While in the classical approach, we use a computer language, we code the program with the rules that provide the right answer, we then compile the program and use it to predict an answer based on new data. This process is quie succesful when the input data is quite uniform and there is not large data variability. In the case of the machine learning, our purpose is to optimize parameters within a predefined model on data that can be quite disperse and very inhomogenenous. In reality, the methodology goes as follows:
The goal or question that machine learning will try to address needs to be defined. Based on that question, data collection is the most complicated part of any machine learning. This could happen because the data is obtained from different formats, different sources, very old databases, etc. Before the data is used, it needs to be cleaned and formatted. Even simple statistical correlations needs to be performed across different data sources. Only good quality data would give the right value to the machine learning algorithm. After the data is pruned, the machine learning model needs to be selected. There is not a clear path on that and depends on experience, practice and availability. In this tutorial, we will discuss few algorithms, but the included list here is really incomplete and we encourage the attendee to go to the WEB or to technical books to search for more methods.

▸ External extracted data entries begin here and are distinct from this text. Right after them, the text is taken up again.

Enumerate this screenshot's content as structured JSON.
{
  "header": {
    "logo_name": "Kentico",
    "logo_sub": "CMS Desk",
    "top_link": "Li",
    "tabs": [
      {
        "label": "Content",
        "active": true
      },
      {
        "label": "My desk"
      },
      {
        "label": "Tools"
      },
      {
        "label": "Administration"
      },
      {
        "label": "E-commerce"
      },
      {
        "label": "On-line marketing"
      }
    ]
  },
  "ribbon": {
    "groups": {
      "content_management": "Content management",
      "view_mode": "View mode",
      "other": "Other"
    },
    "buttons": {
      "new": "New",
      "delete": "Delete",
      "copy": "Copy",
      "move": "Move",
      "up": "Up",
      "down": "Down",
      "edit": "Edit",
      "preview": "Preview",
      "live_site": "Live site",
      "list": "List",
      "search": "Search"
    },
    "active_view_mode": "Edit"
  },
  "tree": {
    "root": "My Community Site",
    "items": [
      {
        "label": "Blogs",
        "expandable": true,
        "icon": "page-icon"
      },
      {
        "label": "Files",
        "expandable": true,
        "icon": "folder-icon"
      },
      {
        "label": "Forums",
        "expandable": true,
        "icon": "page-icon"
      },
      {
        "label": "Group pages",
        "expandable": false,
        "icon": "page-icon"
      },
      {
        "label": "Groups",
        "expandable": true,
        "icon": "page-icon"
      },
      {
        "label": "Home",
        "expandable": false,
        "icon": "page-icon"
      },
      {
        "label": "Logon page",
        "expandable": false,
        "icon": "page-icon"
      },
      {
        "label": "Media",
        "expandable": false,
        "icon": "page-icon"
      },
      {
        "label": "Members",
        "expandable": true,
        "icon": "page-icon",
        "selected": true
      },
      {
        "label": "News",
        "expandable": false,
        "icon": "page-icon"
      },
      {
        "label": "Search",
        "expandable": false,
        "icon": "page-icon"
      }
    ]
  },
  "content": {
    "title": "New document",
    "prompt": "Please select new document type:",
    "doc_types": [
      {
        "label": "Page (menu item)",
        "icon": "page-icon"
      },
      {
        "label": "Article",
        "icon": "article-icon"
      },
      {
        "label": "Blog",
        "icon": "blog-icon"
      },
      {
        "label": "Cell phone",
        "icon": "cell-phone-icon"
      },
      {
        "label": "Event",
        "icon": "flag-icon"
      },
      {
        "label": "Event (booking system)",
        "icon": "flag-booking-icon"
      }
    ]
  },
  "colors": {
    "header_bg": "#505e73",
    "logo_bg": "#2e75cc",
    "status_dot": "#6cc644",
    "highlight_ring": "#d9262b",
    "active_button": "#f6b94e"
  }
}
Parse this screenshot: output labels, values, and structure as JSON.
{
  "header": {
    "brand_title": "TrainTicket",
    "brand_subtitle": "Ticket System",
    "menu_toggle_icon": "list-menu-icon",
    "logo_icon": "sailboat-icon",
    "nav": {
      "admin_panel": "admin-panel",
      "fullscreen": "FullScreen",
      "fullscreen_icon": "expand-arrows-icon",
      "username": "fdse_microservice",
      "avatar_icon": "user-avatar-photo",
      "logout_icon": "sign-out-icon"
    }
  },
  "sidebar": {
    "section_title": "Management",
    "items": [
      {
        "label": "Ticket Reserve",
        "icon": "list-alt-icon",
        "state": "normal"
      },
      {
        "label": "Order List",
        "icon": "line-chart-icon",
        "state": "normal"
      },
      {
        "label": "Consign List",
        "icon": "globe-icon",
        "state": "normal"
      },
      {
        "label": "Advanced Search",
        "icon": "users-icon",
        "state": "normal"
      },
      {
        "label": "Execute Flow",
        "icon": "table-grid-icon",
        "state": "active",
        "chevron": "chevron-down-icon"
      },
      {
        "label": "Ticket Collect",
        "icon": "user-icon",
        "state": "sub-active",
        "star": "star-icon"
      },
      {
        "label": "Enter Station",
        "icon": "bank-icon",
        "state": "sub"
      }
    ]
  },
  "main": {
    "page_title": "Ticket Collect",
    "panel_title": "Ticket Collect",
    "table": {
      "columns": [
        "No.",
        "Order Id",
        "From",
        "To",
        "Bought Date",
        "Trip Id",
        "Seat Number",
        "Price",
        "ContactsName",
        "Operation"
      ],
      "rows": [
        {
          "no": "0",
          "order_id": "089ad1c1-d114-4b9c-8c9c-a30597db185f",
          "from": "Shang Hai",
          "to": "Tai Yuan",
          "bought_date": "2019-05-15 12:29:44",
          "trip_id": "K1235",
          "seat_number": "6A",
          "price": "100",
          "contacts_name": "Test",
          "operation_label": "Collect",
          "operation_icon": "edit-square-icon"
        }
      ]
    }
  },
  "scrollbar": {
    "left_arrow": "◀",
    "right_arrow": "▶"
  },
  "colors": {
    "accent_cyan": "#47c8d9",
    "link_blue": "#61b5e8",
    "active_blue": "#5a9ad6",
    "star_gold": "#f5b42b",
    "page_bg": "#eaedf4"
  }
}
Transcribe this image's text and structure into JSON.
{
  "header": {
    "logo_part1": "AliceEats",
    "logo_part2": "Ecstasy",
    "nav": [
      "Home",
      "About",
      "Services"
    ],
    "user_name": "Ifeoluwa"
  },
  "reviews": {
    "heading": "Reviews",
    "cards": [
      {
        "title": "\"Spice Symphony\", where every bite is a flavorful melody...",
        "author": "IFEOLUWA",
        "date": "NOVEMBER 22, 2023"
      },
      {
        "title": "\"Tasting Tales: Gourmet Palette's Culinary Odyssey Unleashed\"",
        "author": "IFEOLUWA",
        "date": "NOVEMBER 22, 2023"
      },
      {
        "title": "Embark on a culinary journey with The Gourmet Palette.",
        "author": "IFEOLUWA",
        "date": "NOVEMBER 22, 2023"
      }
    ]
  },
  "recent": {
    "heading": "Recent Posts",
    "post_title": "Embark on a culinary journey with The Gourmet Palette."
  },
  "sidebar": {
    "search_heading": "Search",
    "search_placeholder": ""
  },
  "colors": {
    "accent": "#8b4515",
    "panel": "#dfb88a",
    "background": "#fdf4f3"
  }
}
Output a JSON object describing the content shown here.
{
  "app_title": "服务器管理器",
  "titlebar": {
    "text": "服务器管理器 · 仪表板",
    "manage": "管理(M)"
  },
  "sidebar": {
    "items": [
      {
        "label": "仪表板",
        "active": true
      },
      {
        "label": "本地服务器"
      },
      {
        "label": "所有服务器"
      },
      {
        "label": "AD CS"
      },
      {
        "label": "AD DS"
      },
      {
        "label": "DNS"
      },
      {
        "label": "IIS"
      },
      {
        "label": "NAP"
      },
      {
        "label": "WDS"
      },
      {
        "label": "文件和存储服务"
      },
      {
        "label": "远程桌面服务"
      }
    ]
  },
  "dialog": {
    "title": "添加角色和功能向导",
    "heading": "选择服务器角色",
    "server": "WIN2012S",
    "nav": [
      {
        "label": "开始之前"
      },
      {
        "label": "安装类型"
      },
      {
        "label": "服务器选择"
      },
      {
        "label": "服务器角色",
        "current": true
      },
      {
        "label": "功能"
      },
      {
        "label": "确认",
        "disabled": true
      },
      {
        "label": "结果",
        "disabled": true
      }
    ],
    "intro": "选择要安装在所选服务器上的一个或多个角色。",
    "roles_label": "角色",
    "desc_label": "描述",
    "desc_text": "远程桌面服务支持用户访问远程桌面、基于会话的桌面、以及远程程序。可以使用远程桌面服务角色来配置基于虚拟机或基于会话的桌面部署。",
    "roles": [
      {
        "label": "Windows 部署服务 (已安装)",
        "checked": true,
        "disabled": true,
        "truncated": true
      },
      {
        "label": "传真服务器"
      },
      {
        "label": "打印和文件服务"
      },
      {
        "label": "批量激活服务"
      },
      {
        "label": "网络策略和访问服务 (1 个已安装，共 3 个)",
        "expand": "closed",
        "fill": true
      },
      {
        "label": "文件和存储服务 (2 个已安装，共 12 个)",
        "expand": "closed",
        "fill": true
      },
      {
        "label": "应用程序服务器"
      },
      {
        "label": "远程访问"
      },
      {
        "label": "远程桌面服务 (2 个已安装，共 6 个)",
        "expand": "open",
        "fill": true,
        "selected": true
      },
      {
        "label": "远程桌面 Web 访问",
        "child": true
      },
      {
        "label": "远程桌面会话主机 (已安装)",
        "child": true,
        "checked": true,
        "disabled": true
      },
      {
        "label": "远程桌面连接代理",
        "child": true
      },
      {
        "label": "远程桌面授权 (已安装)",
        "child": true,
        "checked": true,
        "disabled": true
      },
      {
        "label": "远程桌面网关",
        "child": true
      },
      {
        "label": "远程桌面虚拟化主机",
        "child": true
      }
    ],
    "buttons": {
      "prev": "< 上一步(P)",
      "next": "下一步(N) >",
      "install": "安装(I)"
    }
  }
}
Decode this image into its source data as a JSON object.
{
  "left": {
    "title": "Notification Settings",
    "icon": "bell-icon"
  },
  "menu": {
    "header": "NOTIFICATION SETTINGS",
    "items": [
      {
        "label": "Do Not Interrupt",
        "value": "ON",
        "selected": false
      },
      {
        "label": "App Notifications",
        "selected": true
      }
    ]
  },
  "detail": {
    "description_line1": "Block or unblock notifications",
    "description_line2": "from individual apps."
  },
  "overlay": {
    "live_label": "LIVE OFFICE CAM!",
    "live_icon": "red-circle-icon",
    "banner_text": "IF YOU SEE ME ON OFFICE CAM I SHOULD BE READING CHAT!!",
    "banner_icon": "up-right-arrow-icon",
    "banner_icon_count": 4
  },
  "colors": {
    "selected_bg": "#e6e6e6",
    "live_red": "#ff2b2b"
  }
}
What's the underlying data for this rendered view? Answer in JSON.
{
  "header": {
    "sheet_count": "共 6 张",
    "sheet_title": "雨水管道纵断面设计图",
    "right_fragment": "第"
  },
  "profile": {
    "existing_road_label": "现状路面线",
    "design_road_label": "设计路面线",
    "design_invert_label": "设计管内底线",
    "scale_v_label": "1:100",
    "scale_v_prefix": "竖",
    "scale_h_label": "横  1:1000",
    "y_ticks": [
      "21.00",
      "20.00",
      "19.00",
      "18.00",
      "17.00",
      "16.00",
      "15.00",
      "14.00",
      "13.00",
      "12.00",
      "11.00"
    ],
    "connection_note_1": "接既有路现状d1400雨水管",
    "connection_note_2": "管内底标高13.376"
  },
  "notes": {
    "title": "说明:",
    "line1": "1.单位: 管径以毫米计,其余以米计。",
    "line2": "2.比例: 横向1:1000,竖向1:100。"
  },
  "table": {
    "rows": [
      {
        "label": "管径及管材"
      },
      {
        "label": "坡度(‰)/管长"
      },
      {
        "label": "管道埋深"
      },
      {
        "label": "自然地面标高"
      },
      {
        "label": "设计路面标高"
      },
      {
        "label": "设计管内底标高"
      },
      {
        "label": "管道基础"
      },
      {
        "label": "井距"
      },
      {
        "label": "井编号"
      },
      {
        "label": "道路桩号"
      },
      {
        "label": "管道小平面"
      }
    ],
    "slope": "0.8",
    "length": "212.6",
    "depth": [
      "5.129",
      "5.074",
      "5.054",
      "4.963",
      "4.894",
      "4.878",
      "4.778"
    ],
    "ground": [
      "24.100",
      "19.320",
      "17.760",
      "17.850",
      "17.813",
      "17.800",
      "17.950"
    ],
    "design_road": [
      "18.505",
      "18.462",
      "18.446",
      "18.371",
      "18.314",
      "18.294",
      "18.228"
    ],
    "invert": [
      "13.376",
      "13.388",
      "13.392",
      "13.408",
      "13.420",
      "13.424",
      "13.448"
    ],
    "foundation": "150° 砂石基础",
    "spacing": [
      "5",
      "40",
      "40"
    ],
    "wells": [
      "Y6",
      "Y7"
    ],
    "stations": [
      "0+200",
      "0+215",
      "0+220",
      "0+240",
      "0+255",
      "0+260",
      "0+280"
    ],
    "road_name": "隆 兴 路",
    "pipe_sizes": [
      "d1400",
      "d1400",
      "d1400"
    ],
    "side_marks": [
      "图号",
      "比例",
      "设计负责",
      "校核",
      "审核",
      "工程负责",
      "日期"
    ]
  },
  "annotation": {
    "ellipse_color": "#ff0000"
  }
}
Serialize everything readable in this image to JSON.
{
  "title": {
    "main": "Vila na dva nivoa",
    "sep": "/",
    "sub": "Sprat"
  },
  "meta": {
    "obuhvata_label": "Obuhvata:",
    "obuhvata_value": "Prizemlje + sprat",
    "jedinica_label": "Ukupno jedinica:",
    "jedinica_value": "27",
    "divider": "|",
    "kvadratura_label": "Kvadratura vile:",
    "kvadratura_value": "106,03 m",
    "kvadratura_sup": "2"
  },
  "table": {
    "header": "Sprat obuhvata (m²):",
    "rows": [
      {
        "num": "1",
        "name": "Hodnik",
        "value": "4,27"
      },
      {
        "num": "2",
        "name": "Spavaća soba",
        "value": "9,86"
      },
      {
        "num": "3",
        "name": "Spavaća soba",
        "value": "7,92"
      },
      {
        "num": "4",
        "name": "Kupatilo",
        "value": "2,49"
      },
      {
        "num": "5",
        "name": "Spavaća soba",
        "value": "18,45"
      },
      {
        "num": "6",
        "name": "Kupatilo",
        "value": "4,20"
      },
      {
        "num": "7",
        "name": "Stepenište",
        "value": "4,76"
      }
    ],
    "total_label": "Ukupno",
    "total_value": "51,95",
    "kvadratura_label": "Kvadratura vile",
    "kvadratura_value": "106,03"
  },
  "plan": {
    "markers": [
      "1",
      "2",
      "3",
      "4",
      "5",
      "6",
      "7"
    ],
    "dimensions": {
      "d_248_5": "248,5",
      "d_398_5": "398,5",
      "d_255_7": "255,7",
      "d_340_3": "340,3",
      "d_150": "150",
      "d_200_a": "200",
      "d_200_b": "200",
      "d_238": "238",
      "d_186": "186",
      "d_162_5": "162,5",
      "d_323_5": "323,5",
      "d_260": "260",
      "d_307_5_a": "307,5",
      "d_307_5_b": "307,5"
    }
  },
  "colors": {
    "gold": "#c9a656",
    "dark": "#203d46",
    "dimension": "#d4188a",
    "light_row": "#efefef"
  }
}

The fields where this methodology have an impact are very broad and the range from voice recognition, document or music classification, material structure prediction, fraud detection, prediction of signal main components as in geophysics, matching of information as in forensic sciences, recommendation systems, etc.
Machine learning are usually categorized in supervised learning, reinforce learning and unsupervised learning. In the first case, we have access to data that can be classified and labeled previously that that can be used for training of the algorithm. With the predicted parameters, the algorithm can infer the output from a given input. One the other hand, unsupervised machine learning algorithms are useful when the available data can not be (or it is not) classified or labeled. The methodology will explore the data to infer the correlations or hidden function from the provided data. There is also the development of the so called reinforcement machine learning algorithms, which are methologies that additionally to the provided data, it can also interact with the environment. This interaction produces actions that can lead to errors or rewards that can maximize the algorithm performance. This methodology is also called active learning and it is now very fancy between practicioners.
In reality, there is a large set of learning problems and it will be really hard to include all of them in a single tutorial. That is why we have done a preselection of a broad number of possible problems:
1) Classification. Given a set of items, the algorithm should be able to classify them. The possible classification items is the one that will make the choice of the algorithm, but in general the number of possibilities needs to be small. Though there are problems as text classification or speech recognition where the number of possibilities is unbouded and still we can use classification.
2) Regression. In this problem, we are interested in predicting the outcome or a number by providing an input. This case can be unbounded as in the inputs as well as in the prediction.
3) Ranking. By providing a set of items, the algorithm should be able to order them according to some criteria.
4) Anomaly detection. Find anomalies in data based on the normal behavior. Money withdraw in bank accounts is a very good example.
5) Clustering. Creating limits between data that can define clear regions that separate them. Here we want to discover structure from unexplored data.
6) Association rule learning. Infer association pattern between the provided data.
7) Structure output. Organizing the input data in a more organized structure.
8) Dimensionality reduction. Here the algorithm reduced the dimensionality of the input into a lower dimensionality representation but keeping the most relevant properties of the initial representation.
In this tutorial, we will make use of two different open source libraries, which contain all the methods we will be describing in this tutorial but at the same time, contain more algorithms than those discussed here. Basically, we will use Sciki-Learn (https://scikit-learn.org/stable/) and TensorFlow (https://www.tensorflow.org/). We will only focuse on problems (1), (2), (4) and (5).
Key Points
Introduction to machine learning, what is the concept and why is so related to data.